4.1. Simulation Environments
Digital Combat Simulator (DCS) World is a sandbox game in which maps and combat units are designed to be very realistic and to accurately reproduce real-world situations. The proposed military dataset is based on the game and includes air-to-ground and air-to-sea scenarios. In the air-to-sea scenario, we collected combat units of six categories, namely aircraft carriers, cruisers, destroyers, patrol ships, speedboats, and landing ships. We classified the ships into three categories: large warships, medium warships, and small warships. Large warships, typically referring to aircraft carriers, have a displacement of over 20,000 tons; medium warships, including cruisers and destroyers, have a displacement between 2000 and 20,000 tons; and small warships, including patrol ships, speedboats, and landing ships, have a displacement below 2000 tons. In the air-to-ground scenario, we collected combat units in five categories: tanks, radar vehicles, transport vehicles, rocket launchers, and armored vehicles.
4.2. Details of Dataset
We set an oblique perspective from 10 to 45 degrees to capture images. In the air-to-ground scenario, the UAVs’ flight altitude ranges from 25 to 200 m, while, in the air-to-sea scenario, the flight altitude ranges between 200 and 1000 m. To make the data more reliable and generalized, there are four weather conditions: sunny, cloudy, overcast, and cloudy with rain. We carefully filtered and cleaned the data and removed any irrelevant or redundant information. We also classified and labeled each image with bounding boxes using both manual and semi-automatic methods. In the air-to-ground scenario, there are 5238 images, including 31,606 boxes. In the air-to-sea scenario, there are 4878 images, including 38,702 boxes. The image resolution is 1080 × 1920. The detailed contents of the dataset are available in
Table 2. Considering the constraints of an actual reconnaissance mission, the UAV flies at an almost fixed altitude for 15 rounds in each scenario. The distribution details of the dataset are visualized in
Figure 9.
6. Conclusions
This paper presented a hybrid detection model that combined CNN and Transformer architecture to detect military targets from UAVs’ oblique perspective. The proposed detector combined the C-branch Multi-gradient Path Network and the T-branch RPFormer in a parallel decoupled manner. A feature fusion strategy was proposed to integrate the feature maps of the two branches in three steps: Cross-Concatenation Interaction, Global Context Embedding, and Cross-Channel Interaction. Because the existing remote sensing datasets were mostly collected in a top-down view, which did not correspond to the actual UAV reconnaissance mission scenes, we constructed a dataset consisting of air-to-ground and air-to-sea scenarios from a large oblique perspective to evaluate the effectiveness of the proposed approaches. We validated different fusion methods, including add and concatenation operations, and demonstrated the effectiveness of the proposed fusion strategy in ablation experiments. In comparison experiments, the proposed method achieved mAP values of 57.9 and 68.9, improvements of 1.9 and 2.4 in air-to-ground and air-to-sea scenarios, respectively, which surpassed most current detection methods.

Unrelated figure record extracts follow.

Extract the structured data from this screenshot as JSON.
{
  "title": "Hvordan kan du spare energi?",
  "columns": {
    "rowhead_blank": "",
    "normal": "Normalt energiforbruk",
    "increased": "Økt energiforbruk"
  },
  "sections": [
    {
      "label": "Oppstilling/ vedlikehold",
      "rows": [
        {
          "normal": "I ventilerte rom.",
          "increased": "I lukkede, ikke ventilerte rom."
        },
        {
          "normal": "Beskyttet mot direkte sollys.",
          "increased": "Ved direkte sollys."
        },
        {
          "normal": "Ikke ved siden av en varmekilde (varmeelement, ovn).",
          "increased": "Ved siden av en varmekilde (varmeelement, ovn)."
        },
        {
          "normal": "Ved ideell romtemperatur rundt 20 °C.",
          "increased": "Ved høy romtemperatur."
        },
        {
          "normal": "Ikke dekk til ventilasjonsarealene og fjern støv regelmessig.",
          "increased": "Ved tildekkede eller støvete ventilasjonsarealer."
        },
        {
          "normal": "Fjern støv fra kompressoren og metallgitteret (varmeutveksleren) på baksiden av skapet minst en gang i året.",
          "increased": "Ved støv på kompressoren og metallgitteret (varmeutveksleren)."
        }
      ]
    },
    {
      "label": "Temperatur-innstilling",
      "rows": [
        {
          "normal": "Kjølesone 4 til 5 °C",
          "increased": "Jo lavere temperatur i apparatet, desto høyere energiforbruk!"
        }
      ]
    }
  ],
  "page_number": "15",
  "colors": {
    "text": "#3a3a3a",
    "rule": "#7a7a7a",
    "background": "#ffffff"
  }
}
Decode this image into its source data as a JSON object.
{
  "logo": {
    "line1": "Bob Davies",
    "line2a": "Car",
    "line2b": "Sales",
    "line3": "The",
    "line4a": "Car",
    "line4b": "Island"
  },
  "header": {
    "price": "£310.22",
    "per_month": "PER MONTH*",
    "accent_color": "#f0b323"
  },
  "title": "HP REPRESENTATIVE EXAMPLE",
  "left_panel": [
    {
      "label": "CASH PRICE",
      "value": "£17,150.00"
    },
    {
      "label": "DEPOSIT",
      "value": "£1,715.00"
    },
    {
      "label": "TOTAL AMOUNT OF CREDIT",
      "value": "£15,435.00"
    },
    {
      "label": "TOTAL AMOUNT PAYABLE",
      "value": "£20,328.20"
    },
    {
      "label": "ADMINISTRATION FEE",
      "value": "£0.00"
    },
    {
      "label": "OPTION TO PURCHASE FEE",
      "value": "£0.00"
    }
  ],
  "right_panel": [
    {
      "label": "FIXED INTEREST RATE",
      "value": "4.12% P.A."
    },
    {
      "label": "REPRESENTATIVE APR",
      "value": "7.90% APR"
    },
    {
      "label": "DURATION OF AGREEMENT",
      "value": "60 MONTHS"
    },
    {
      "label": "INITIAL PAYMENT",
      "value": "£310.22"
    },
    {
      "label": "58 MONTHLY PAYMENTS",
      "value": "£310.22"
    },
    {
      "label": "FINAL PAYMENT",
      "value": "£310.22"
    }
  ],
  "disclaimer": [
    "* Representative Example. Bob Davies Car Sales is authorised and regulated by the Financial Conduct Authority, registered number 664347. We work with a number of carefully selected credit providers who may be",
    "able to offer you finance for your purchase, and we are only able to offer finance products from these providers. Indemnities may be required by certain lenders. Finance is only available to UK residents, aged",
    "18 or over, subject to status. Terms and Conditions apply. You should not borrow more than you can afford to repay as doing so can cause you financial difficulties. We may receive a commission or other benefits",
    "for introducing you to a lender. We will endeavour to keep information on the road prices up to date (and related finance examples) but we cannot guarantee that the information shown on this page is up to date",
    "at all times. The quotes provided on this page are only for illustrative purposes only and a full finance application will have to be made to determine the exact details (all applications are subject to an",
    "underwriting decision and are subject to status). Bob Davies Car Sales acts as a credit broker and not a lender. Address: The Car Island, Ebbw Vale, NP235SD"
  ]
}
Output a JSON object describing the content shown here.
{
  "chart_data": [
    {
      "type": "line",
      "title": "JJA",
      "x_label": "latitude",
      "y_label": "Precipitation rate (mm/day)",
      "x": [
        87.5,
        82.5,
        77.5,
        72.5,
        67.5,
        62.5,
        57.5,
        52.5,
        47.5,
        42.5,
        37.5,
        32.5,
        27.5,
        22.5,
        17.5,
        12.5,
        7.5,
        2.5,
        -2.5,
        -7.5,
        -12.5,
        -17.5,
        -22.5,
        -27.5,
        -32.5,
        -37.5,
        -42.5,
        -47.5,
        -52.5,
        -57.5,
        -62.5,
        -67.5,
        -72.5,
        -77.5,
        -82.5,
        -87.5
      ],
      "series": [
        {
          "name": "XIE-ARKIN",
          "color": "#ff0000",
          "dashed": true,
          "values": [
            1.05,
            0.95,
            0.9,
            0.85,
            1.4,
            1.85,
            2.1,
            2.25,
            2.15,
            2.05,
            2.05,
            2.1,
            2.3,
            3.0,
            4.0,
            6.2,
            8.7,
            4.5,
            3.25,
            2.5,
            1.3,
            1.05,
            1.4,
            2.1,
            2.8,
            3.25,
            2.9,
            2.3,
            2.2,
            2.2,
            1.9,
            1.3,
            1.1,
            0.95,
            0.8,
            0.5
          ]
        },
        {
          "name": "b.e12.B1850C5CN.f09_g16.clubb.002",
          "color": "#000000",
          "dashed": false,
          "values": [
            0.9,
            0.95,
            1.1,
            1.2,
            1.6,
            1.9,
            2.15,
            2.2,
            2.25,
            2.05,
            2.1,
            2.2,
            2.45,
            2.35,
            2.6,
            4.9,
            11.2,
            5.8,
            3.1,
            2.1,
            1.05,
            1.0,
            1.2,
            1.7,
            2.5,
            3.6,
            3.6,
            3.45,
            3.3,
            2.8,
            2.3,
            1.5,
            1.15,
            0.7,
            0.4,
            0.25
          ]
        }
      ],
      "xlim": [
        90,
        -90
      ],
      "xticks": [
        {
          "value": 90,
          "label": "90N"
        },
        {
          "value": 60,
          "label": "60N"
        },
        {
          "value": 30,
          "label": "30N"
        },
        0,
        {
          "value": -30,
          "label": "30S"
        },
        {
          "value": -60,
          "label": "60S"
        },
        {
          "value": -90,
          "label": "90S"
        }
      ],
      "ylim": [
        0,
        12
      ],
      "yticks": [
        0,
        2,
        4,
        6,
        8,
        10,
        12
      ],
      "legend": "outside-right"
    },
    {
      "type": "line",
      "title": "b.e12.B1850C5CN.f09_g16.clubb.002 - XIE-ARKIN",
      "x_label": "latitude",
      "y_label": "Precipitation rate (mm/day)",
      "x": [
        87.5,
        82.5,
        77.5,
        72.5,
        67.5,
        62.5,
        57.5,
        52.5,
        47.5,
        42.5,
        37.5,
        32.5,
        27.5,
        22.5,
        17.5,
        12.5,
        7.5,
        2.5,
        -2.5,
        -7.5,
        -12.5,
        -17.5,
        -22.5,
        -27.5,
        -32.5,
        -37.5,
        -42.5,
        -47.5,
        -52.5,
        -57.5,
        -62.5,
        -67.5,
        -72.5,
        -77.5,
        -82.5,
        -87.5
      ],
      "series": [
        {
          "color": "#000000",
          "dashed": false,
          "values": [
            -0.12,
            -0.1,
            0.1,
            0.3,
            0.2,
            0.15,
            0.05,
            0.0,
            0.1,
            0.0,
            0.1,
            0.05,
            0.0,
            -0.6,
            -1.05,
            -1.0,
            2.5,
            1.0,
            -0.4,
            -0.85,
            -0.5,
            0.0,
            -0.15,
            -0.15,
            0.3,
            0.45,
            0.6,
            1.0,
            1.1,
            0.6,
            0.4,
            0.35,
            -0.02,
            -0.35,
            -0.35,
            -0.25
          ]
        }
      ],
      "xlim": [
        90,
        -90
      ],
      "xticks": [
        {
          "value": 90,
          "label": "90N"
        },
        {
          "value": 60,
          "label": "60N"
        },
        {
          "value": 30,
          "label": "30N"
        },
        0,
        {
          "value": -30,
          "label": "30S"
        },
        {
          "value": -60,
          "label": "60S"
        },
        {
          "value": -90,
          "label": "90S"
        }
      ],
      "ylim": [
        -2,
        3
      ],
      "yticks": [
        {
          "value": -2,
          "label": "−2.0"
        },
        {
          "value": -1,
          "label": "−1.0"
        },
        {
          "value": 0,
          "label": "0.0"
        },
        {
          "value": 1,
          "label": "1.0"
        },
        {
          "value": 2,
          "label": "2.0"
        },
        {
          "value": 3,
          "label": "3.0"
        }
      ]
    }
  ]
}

This research contributes to UAV detection for military targets in challenging scenarios. However, our research still has shortcomings. Although we have carefully designed the dataset for military targets, there is still a gap regarding actual perception reconnaissance scenarios, such as low light, smoke, and flame environments. The detection for small targets has achieved improvements, but it is still easy to miss and wrongly detect the targets compared with medium and large targets. In future work, we will continue to focus on these problems.